Teniendo en cuenta esta perspectiva de mundo y de individuo en Freud, dado el objeto de discusión de este libro se puede inquirir: ¿la propuesta moral de Freud es una conceptualización bajo la consigna de que el hombre es el lobo del propio hombre? o es más afín, a la hecha por Rousseau en el Emilio, cuando refiere que en su naturaleza el hombre es un salvaje bondadoso pervertido por la sociedad. En este capítulo se sostiene que no es afín ni a la una ni a la otra, ya que el humano, en la conceptualización freudiana, nace pre–moral y es gracias a la acción específica de los otros que se moraliza; el desarrollo de la pulsión de vida se da gracias al nutrimento, el dormir y a todos los cuidados que le ofrece el medio (los otros). La “fuerza de destrucción” aparece en la oralidad secundaria y en la analidad primaria, cuando el cuerpo tiene la capacidad tanto de morder como de operar vía motora en contra del medio. La expresión de la agresividad es un impulso de vida que, en su combinación con otras pulsiones, busca la adecuación al o del medio (autoplastía–aloplastía). Aunque esta pulsión de apoderamiento también se expresa como autodestrucción en actos masoquistas o sádicos. De tal modo que el impulso de vida como de destrucción no son substanciales al ser del concepto hombre sino fuerzas adquiridas en el desarrollo, en la tramitación que hace el sujeto de sus propios impulsos, las demandas de la realidad y de las prescripciones culturales.

Las vivencias traumáticas potencian la estasis o desmezcla pulsional, por ejemplo, un sujeto puede sufrir una sangría energética que lo lleve a la destrucción del objeto amado o la autoagresión. Además de la teoría del trauma, teoriza la pulsión de muerte cuando el niño repite el dolor de la ausencia y el re–encuentro del objeto perdido. En otros textos (Freud, 1989p) evidenciará que la desmezcla pulsional, así como la descarga total de la energía, son signos silenciosos de la pulsión de muerte. Metapsicológicamente, tanto eros como tánatos entran en juego en la lucha por la vida; si bien influido por el pensamiento materialista y evolucionista de la época, asume que finalmente hay una tendencia de regreso a lo inanimado. Al respecto se puede conferir una reseña más puntual sobre este tema en investigaciones recientes sobre el suicidio (Sánchez & Vázquez, 2015).
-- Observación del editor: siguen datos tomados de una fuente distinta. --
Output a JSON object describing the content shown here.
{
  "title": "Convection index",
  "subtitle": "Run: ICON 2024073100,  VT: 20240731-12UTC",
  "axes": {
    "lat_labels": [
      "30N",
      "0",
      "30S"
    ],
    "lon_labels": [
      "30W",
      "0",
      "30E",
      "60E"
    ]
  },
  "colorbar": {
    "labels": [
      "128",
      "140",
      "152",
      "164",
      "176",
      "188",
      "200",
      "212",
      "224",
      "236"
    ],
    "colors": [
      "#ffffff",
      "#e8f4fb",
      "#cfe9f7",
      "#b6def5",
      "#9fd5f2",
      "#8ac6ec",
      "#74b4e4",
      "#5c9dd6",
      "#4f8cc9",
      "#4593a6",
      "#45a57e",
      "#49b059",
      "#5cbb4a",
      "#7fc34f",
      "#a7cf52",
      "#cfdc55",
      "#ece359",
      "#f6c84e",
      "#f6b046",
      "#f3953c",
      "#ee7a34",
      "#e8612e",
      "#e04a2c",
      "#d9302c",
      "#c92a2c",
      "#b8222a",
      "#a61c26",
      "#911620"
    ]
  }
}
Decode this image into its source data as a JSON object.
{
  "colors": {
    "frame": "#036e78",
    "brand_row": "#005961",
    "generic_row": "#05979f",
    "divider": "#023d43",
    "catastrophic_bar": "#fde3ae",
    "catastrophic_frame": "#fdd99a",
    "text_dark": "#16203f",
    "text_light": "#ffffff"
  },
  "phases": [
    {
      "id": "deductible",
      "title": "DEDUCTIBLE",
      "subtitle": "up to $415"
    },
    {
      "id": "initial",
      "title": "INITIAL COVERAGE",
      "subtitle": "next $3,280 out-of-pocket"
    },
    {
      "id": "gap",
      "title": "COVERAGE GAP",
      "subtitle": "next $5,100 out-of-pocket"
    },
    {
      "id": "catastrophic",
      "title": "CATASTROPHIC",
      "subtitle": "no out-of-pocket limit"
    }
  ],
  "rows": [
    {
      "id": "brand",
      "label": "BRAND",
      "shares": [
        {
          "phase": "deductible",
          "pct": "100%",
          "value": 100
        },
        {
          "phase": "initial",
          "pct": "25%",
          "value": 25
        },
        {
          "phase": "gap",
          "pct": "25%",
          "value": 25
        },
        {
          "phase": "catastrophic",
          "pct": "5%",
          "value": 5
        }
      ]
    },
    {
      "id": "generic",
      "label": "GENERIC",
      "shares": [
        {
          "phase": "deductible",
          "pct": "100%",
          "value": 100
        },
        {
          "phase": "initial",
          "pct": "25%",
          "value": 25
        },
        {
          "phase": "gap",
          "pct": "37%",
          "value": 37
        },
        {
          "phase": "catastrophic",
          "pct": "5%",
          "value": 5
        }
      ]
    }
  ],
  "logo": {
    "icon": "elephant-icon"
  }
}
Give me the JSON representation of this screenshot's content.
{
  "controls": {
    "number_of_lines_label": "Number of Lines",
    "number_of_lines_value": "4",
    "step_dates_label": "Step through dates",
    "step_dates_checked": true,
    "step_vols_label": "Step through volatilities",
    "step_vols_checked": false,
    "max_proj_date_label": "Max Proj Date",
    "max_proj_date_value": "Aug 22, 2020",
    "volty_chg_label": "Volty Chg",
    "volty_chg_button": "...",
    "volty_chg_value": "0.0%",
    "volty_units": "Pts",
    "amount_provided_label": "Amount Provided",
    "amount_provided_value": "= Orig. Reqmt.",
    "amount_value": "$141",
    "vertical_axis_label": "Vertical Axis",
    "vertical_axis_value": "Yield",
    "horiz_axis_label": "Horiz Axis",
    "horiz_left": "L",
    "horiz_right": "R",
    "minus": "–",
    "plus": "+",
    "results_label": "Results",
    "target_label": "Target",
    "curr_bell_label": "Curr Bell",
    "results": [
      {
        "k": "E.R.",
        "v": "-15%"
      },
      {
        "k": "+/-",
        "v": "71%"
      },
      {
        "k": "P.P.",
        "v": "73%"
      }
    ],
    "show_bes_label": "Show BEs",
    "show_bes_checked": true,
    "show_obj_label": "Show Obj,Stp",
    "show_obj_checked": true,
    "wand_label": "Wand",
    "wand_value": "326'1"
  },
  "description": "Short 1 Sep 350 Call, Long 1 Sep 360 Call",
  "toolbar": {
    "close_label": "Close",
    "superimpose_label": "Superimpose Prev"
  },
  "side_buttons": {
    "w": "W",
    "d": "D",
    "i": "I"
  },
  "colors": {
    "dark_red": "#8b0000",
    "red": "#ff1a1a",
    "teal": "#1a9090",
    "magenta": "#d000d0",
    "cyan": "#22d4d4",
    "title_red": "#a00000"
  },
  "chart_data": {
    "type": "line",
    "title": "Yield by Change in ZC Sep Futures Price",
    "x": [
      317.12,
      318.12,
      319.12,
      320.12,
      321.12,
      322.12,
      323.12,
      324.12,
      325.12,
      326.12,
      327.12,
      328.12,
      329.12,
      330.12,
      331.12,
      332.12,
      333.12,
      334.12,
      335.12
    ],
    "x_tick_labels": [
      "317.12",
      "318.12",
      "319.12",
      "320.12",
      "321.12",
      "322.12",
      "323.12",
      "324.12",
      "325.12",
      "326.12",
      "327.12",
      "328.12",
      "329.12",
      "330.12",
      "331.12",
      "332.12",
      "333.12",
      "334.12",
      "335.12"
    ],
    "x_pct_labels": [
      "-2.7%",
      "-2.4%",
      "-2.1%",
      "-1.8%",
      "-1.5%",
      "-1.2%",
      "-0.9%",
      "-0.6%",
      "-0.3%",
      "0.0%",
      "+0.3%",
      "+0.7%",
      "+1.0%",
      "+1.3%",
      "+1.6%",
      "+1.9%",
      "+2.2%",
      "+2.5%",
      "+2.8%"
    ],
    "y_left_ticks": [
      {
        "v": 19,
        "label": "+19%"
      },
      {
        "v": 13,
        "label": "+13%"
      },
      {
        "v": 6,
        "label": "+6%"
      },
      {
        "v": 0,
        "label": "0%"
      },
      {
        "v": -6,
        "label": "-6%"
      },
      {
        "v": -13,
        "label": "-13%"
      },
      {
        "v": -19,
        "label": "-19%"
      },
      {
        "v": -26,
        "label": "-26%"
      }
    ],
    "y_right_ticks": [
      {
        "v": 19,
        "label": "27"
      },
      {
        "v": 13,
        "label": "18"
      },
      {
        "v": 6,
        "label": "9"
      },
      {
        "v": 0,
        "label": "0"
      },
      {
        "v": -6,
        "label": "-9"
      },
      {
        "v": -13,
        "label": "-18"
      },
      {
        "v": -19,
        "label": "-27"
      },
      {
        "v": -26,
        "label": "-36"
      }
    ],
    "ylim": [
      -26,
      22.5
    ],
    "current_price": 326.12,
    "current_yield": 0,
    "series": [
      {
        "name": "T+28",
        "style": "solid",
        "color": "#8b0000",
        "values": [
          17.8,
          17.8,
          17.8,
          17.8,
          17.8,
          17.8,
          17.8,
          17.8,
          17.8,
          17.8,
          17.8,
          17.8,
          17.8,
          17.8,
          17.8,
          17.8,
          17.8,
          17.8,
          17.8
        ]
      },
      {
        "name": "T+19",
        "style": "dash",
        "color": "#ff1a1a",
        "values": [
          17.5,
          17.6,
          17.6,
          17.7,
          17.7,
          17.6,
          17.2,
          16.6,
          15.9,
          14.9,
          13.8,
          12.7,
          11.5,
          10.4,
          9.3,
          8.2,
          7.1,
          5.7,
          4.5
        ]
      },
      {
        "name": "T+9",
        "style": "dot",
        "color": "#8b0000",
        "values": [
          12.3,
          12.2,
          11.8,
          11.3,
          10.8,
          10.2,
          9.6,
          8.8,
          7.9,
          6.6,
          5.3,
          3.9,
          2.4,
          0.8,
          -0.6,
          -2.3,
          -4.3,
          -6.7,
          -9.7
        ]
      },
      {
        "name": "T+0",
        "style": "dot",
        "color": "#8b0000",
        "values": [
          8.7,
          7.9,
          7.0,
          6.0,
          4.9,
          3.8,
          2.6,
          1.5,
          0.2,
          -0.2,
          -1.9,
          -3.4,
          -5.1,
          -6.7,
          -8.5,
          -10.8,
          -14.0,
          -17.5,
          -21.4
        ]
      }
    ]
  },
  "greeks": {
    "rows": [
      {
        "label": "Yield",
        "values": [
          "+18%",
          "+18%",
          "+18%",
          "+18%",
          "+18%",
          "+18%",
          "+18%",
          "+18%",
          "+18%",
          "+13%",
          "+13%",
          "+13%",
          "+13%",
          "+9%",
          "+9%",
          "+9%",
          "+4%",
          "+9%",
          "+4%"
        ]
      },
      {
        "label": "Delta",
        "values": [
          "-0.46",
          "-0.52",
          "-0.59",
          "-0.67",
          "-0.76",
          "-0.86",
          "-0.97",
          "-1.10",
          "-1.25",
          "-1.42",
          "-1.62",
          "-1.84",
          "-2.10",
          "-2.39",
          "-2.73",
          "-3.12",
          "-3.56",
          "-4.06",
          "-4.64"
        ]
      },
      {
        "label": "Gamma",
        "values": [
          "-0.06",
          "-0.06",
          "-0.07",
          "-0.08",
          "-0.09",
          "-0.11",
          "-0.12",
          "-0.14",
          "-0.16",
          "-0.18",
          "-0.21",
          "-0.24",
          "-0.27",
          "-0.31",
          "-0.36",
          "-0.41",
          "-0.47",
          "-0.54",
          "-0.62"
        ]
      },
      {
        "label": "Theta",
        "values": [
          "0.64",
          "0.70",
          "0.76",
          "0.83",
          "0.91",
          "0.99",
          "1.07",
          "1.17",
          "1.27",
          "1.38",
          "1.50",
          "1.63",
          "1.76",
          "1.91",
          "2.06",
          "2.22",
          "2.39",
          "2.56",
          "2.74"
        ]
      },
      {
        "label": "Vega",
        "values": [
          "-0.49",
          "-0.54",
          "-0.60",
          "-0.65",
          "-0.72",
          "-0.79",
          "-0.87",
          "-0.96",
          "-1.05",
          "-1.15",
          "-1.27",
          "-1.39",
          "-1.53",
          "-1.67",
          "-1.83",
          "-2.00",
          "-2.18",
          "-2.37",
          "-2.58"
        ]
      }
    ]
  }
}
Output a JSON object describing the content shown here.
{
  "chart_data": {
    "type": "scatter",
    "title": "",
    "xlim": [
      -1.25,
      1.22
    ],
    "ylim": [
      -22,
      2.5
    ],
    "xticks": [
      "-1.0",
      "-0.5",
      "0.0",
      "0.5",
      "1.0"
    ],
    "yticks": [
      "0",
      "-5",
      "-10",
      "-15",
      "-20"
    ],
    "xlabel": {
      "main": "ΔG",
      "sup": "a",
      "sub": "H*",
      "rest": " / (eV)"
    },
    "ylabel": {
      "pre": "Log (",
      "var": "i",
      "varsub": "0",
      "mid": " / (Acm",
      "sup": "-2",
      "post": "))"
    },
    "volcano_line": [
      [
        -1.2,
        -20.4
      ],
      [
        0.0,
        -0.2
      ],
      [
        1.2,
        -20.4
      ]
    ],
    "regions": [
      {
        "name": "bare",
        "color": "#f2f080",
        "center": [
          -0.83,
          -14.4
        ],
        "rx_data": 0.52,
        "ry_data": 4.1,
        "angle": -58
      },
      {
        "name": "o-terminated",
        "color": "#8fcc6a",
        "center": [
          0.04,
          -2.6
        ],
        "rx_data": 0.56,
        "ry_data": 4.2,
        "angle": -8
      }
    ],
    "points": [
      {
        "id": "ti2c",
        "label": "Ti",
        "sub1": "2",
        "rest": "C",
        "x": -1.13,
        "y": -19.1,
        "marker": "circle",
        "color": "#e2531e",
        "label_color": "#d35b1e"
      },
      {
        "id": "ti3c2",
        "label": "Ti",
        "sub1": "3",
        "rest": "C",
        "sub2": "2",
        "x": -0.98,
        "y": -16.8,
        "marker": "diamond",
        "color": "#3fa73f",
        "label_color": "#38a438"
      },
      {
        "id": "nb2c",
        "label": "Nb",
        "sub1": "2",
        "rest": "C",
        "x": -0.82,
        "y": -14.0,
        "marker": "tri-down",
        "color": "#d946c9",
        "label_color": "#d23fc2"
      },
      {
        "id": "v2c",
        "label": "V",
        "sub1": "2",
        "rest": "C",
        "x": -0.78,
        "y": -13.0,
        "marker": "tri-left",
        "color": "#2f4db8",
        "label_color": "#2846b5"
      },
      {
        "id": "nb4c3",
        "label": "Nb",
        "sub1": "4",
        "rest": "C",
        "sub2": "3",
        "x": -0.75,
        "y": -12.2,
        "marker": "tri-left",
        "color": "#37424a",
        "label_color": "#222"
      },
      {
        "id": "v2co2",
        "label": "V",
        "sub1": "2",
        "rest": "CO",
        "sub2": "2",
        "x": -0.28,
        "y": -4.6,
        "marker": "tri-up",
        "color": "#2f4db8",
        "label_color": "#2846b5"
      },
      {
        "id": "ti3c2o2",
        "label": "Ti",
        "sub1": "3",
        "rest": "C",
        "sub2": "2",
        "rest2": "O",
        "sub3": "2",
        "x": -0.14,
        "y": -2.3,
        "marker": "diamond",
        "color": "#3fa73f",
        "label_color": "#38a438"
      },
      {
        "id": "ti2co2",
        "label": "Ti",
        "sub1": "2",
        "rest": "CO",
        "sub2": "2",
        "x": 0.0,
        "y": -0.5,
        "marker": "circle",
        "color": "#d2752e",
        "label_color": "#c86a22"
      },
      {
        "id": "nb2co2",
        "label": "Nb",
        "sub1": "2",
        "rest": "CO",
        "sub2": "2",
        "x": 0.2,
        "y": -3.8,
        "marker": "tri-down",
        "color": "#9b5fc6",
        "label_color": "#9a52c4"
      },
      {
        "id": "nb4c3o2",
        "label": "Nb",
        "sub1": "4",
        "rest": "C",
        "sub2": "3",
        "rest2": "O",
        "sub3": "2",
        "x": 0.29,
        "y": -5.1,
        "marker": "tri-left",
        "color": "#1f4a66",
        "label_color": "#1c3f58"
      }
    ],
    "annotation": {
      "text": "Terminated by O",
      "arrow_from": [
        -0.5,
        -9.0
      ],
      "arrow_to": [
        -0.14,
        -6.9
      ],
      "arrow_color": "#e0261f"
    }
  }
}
Volviendo a la teorización de Freud se puede aseverar que, para él, el humano no es malo o bueno por naturaleza sino que nace con un potencial de configuración por lo que, tanto la predisposición, las identificaciones, las imagos primarias, así como la educación y el vivenciar en las experiencias, jugarán en la modalización erógena, mezcla y desmezcla pulsional. En donde lo bueno y lo malo, para el nuevo ser, está relacionado tanto por su tendencia primaria de buscar el placer y evitar el displacer, como posteriormente por soportar el dolor endógeno y hasta buscarlo con tal de mantener el reconocimiento existencial. Sobre todo, cuando el yo no es robusto y no puede mediar entre sus aspiraciones, los impulsos libidinales internos y las demandas externas.

Finalmente, hay que advertir que la concepción del humano como bueno o malo es relativo a la época; por ello el psicoanálisis, al desmontar en el proceso psicoanalítico la superestructura yoica, propone en ello una ética que va más allá de la moralización o educación del sujeto. Es decir, su propuesta está sostenida en una ética que da admisión a las diversas configuraciones de lo humano, sea o no aceptado por el imperativo categórico de la época; o por los ideales teóricos de salud–normalidad, o los prejuicios morales del analista. Esto se verá más detenidamente en el último apartado del capítulo donde se aborda la práctica psicoanalítica.